I’m not in the US but absolutely, we had de-institutionalisation in the 90s here (Australia). There are plenty of adults who lived during that time and still flinch at certain actions (a harmless high 5 for example) because they’re conditioned to being hit. There are still plenty of adults who are institutionalised in their mindset and will never overcome that sadly (incredibly strict routines they can’t deviate from even though the routines themselves are damaging, no body autonomy or discretion, no ability to voice their opinion, needs and so on). It’s really sad to watch because their routine that can involve going to a day service program every day is obviously causing them distress but any suggestion of change to that schedule is also incredibly distressing. For a lot of people, that part of institutionalisation is irreversible and it affects their entire quality of life.

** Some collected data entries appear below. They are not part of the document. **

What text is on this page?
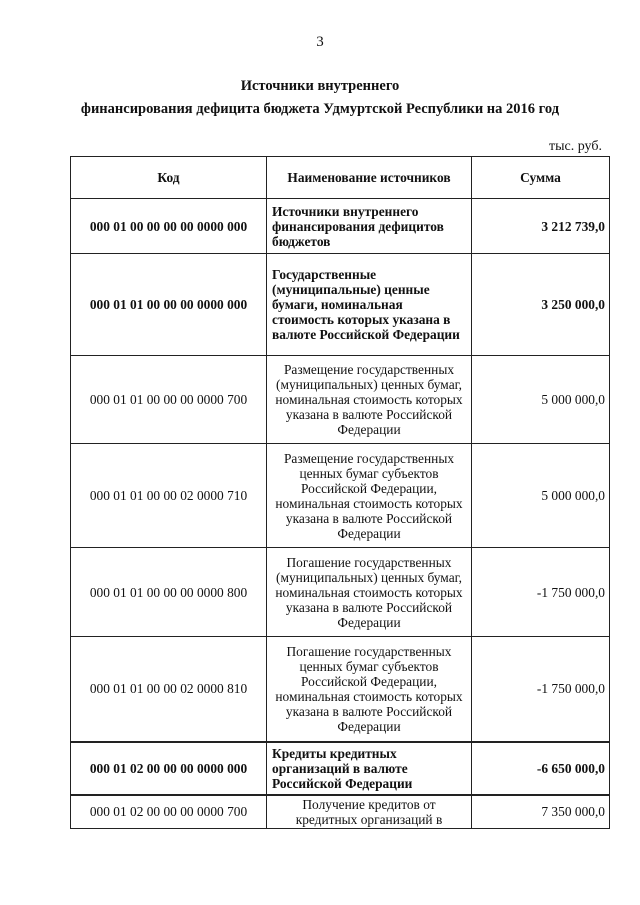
3
Источники внутреннего
финансирования дефицита бюджета Удмуртской Республики на 2016 год
тыс. руб.
Код	Наименование источников	Сумма
000 01 00 00 00 00 0000 000	Источники внутреннего финансирования дефицитов бюджетов	3 212 739,0
000 01 01 00 00 00 0000 000	Государственные (муниципальные) ценные бумаги, номинальная стоимость которых указана в валюте Российской Федерации	3 250 000,0
000 01 01 00 00 00 0000 700	Размещение государственных (муниципальных) ценных бумаг, номинальная стоимость которых указана в валюте Российской Федерации	5 000 000,0
000 01 01 00 00 02 0000 710	Размещение государственных ценных бумаг субъектов Российской Федерации, номинальная стоимость которых указана в валюте Российской Федерации	5 000 000,0
000 01 01 00 00 00 0000 800	Погашение государственных (муниципальных) ценных бумаг, номинальная стоимость которых указана в валюте Российской Федерации	-1 750 000,0
000 01 01 00 00 02 0000 810	Погашение государственных ценных бумаг субъектов Российской Федерации, номинальная стоимость которых указана в валюте Российской Федерации	-1 750 000,0
000 01 02 00 00 00 0000 000	Кредиты кредитных организаций в валюте Российской Федерации	-6 650 000,0
000 01 02 00 00 00 0000 700	Получение кредитов от кредитных организаций в	7 350 000,0
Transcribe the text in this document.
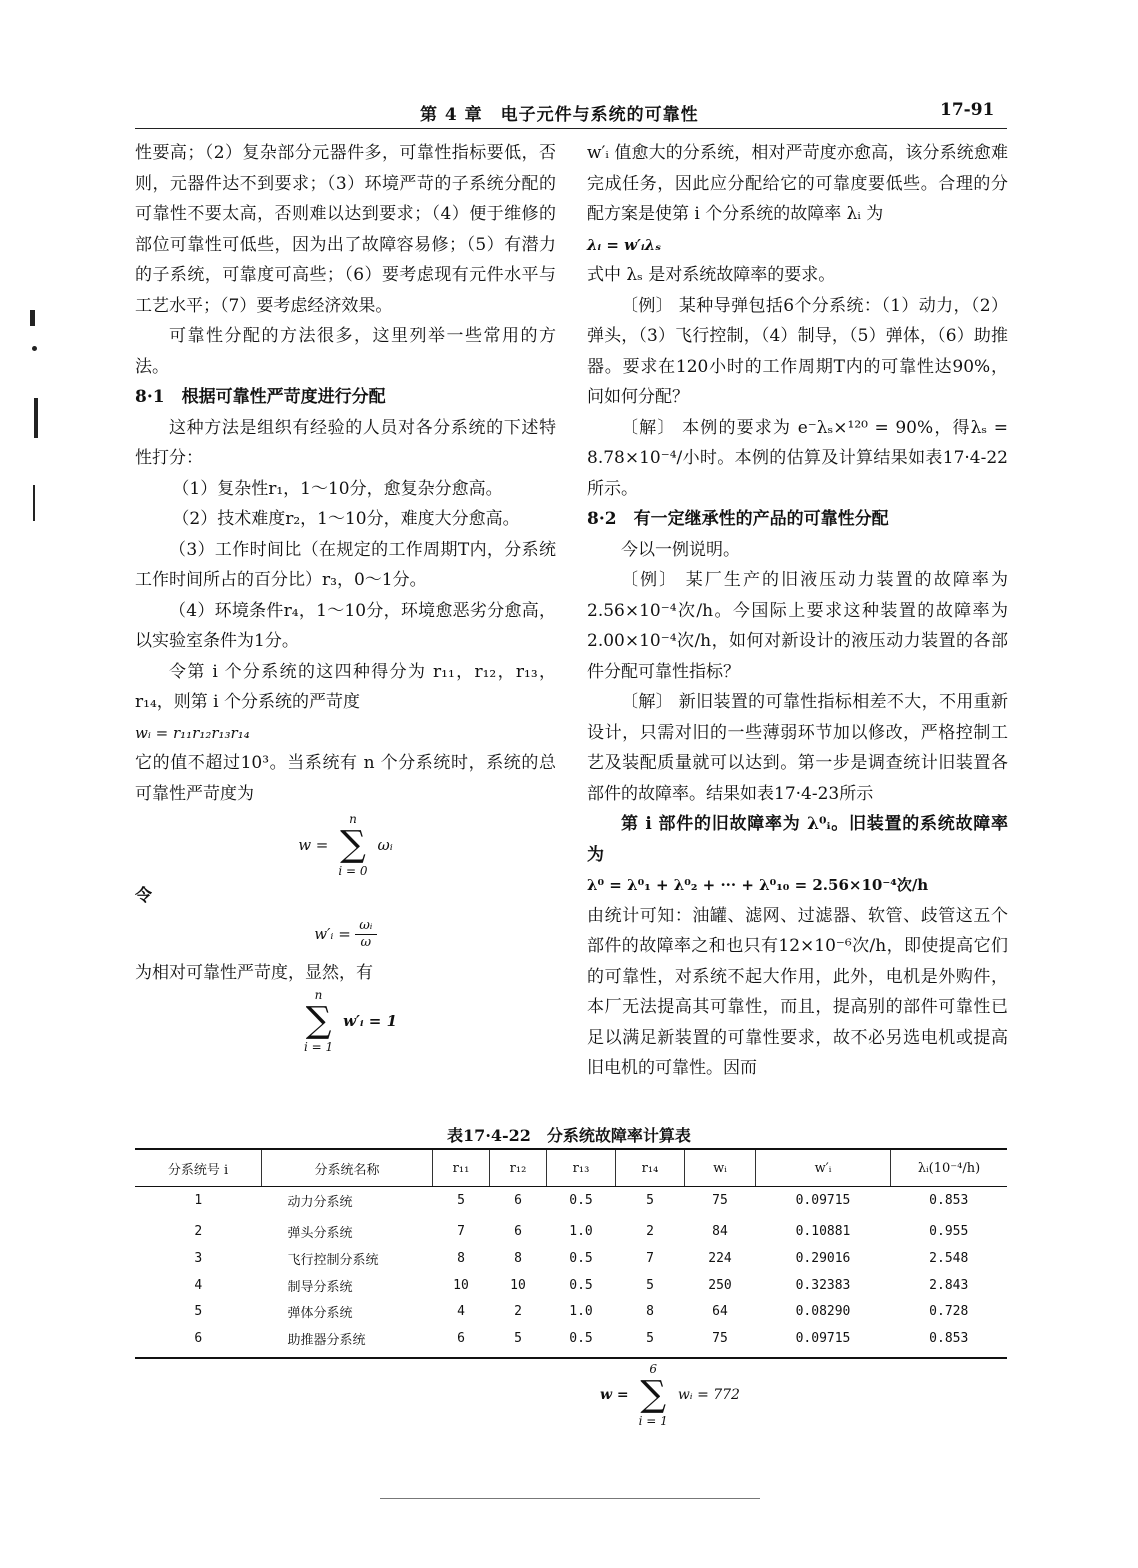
第 4 章　电子元件与系统的可靠性	17-91

性要高；（2）复杂部分元器件多，可靠性指标要低，否则，元器件达不到要求；（3）环境严苛的子系统分配的可靠性不要太高，否则难以达到要求；（4）便于维修的部位可靠性可低些，因为出了故障容易修；（5）有潜力的子系统，可靠度可高些；（6）要考虑现有元件水平与工艺水平；（7）要考虑经济效果。

可靠性分配的方法很多，这里列举一些常用的方法。

8·1　根据可靠性严苛度进行分配

这种方法是组织有经验的人员对各分系统的下述特性打分：

（1）复杂性r₁，1～10分，愈复杂分愈高。

（2）技术难度r₂，1～10分，难度大分愈高。

（3）工作时间比（在规定的工作周期T内，分系统工作时间所占的百分比）r₃，0～1分。

（4）环境条件r₄，1～10分，环境愈恶劣分愈高，以实验室条件为1分。

令第 i 个分系统的这四种得分为 r₁₁，r₁₂，r₁₃，r₁₄，则第 i 个分系统的严苛度

wᵢ = r₁₁r₁₂r₁₃r₁₄

它的值不超过10³。当系统有 n 个分系统时，系统的总可靠性严苛度为

w =
n
∑
i = 0
ωᵢ

令

w′ᵢ = $\frac{\text{ωᵢ}}{\omega}$

为相对可靠性严苛度，显然，有

n
∑
i = 1
w′ᵢ = 1

w′ᵢ 值愈大的分系统，相对严苛度亦愈高，该分系统愈难完成任务，因此应分配给它的可靠度要低些。合理的分配方案是使第 i 个分系统的故障率 λᵢ 为

λᵢ = w′ᵢλₛ

式中 λₛ 是对系统故障率的要求。

〔例〕 某种导弹包括6个分系统：（1）动力，（2）弹头，（3）飞行控制，（4）制导，（5）弹体，（6）助推器。要求在120小时的工作周期T内的可靠性达90%，问如何分配？

〔解〕 本例的要求为 e⁻λₛ×¹²⁰ = 90%，得λₛ = 8.78×10⁻⁴/小时。本例的估算及计算结果如表17·4-22所示。

8·2　有一定继承性的产品的可靠性分配

今以一例说明。

〔例〕 某厂生产的旧液压动力装置的故障率为2.56×10⁻⁴次/h。今国际上要求这种装置的故障率为2.00×10⁻⁴次/h，如何对新设计的液压动力装置的各部件分配可靠性指标？

〔解〕 新旧装置的可靠性指标相差不大，不用重新设计，只需对旧的一些薄弱环节加以修改，严格控制工艺及装配质量就可以达到。第一步是调查统计旧装置各部件的故障率。结果如表17·4-23所示

第 i 部件的旧故障率为 λ⁰ᵢ。旧装置的系统故障率为

λ⁰ = λ⁰₁ + λ⁰₂ + ··· + λ⁰₁₀ = 2.56×10⁻⁴次/h

由统计可知：油罐、滤网、过滤器、软管、歧管这五个部件的故障率之和也只有12×10⁻⁶次/h，即使提高它们的可靠性，对系统不起大作用，此外，电机是外购件，本厂无法提高其可靠性，而且，提高别的部件可靠性已足以满足新装置的可靠性要求，故不必另选电机或提高旧电机的可靠性。因而

表17·4-22　分系统故障率计算表
分系统号 i	分系统名称	r₁₁	r₁₂	r₁₃	r₁₄	wᵢ	w′ᵢ	λᵢ(10⁻⁴/h)
1	动力分系统	5	6	0.5	5	75	0.09715	0.853
2	弹头分系统	7	6	1.0	2	84	0.10881	0.955
3	飞行控制分系统	8	8	0.5	7	224	0.29016	2.548
4	制导分系统	10	10	0.5	5	250	0.32383	2.843
5	弹体分系统	4	2	1.0	8	64	0.08290	0.728
6	助推器分系统	6	5	0.5	5	75	0.09715	0.853
w =
6
∑
i = 1
wᵢ = 772
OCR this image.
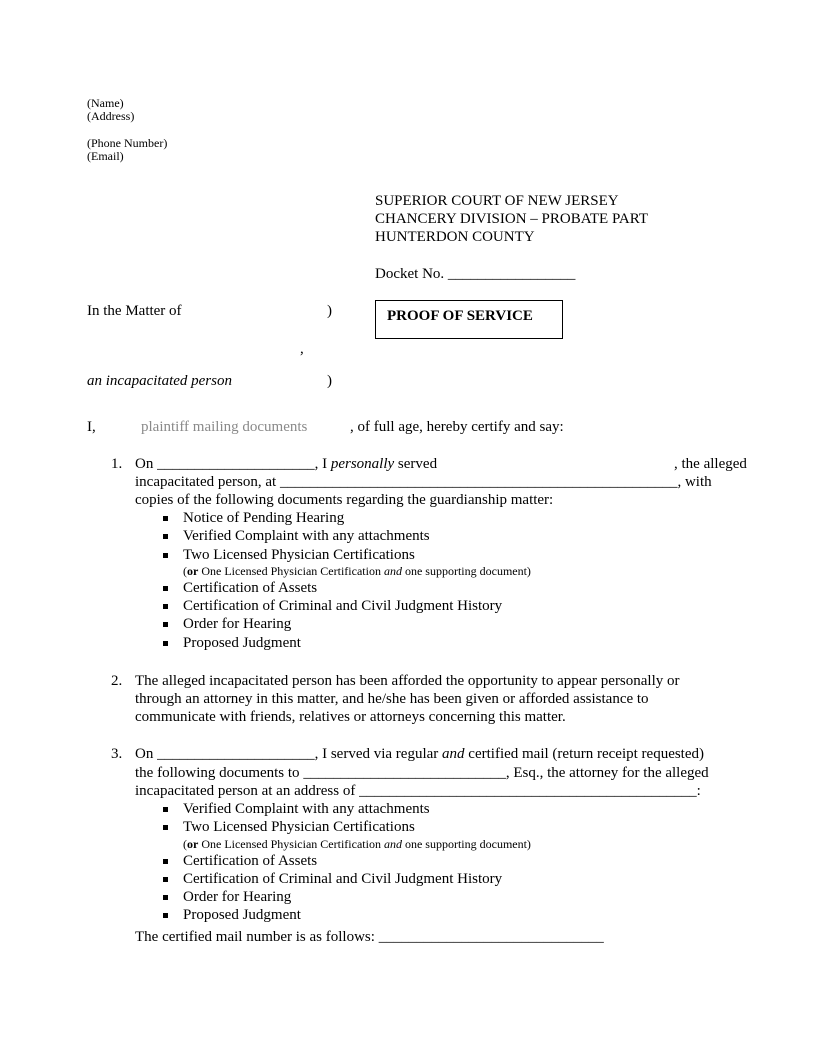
(Name)
(Address)
(Phone Number)
(Email)
SUPERIOR COURT OF NEW JERSEY
CHANCERY DIVISION – PROBATE PART
HUNTERDON COUNTY
Docket No. _________________
In the Matter of	)	PROOF OF SERVICE
,
an incapacitated person	)
I,	plaintiff mailing documents	, of full age, hereby certify and say:
1. On _____________________, I personally served	, the alleged
incapacitated person, at _____________________________________________________, with
copies of the following documents regarding the guardianship matter:
Notice of Pending Hearing
Verified Complaint with any attachments
Two Licensed Physician Certifications
(or One Licensed Physician Certification and one supporting document)
Certification of Assets
Certification of Criminal and Civil Judgment History
Order for Hearing
Proposed Judgment
2. The alleged incapacitated person has been afforded the opportunity to appear personally or
through an attorney in this matter, and he/she has been given or afforded assistance to
communicate with friends, relatives or attorneys concerning this matter.
3. On _____________________, I served via regular and certified mail (return receipt requested)
the following documents to ___________________________, Esq., the attorney for the alleged
incapacitated person at an address of _____________________________________________:
Verified Complaint with any attachments
Two Licensed Physician Certifications
(or One Licensed Physician Certification and one supporting document)
Certification of Assets
Certification of Criminal and Civil Judgment History
Order for Hearing
Proposed Judgment
The certified mail number is as follows: ______________________________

Scarily there are still staff in the industry that worked in those places too. I remember really not liking a coworker - I didn’t work with her directly but on the few occasions I’d seen her interact with clients I just thought she was disrespectful and old school. Then I had a client who used to say some things about her that I actually reported to management. Eventually someone mentioned in passing that this worker had worked at one of the biggest institutions in my state - the one that they teach us about in the disability certificate because of how abusive and horrific it was.

It is current history and the history of disability treatment and institutionalisation, abuse, neglect, murder, abandonment - all of this history has a trickle down affect - disabled people who haven’t necessarily faced all of those things often still know the history and carry the anxiety and fear around it - especially in the midst of these big public discussions that are happening in various countries. It’s essentially inter-generational trauma being handed down.

It also affects how non disabled people view disabled people - even without knowing it. Disabled people are often told they should “be grateful” for what we have now - even when we’re making a point about having our rights violated. The idea that disabled people are “lesser” is deeply ingrained in society. It’s not even conscious so it’s not always malicious but it’s just deep seated due to history.

( It IS malicious and wilfully ignorant if it’s pointed out to you and you double down on your ableist rhetoric. Recognizing and challenging our own prejudices is a skill worth having!)

I really wouldn’t be downplaying how the Nazis treated disabled people. They were literally experimented on, tortured while still alive in some of the most horrific ways until they died. Disabled children were taken from their parents (sometimes willing, sometimes not) and abused until they died. Some of the parents would realize that the situation was not what they thought it was and try to get their child back but couldn’t. There are letters from teenagers writing to their parents - “I am going to die here” (in the institution) because the parents weren’t able to get them out. Those kids did die. And we don’t even have the full scope of numbers because documentation was destroyed and deaths were simply labelled as pneumonia when there were clearly other things at play.

I don’t think comparison is helpful here. Disabled people have ALWAYS been treated like shit by a large amount of society and people in power. Some of it has changed over time, going back way further than the 1930/40s, some of it has improved but not as much as people would like to think sadly.

There’s still a lot of deep seated ableism that permeates through society which is why any progress in the way disabled people are spoken to, about and how we’re treated in general, is so incredibly painstakingly slow and often feels like one half step forward, whoaaa that’s a bit too much, shuffle back 3 steps!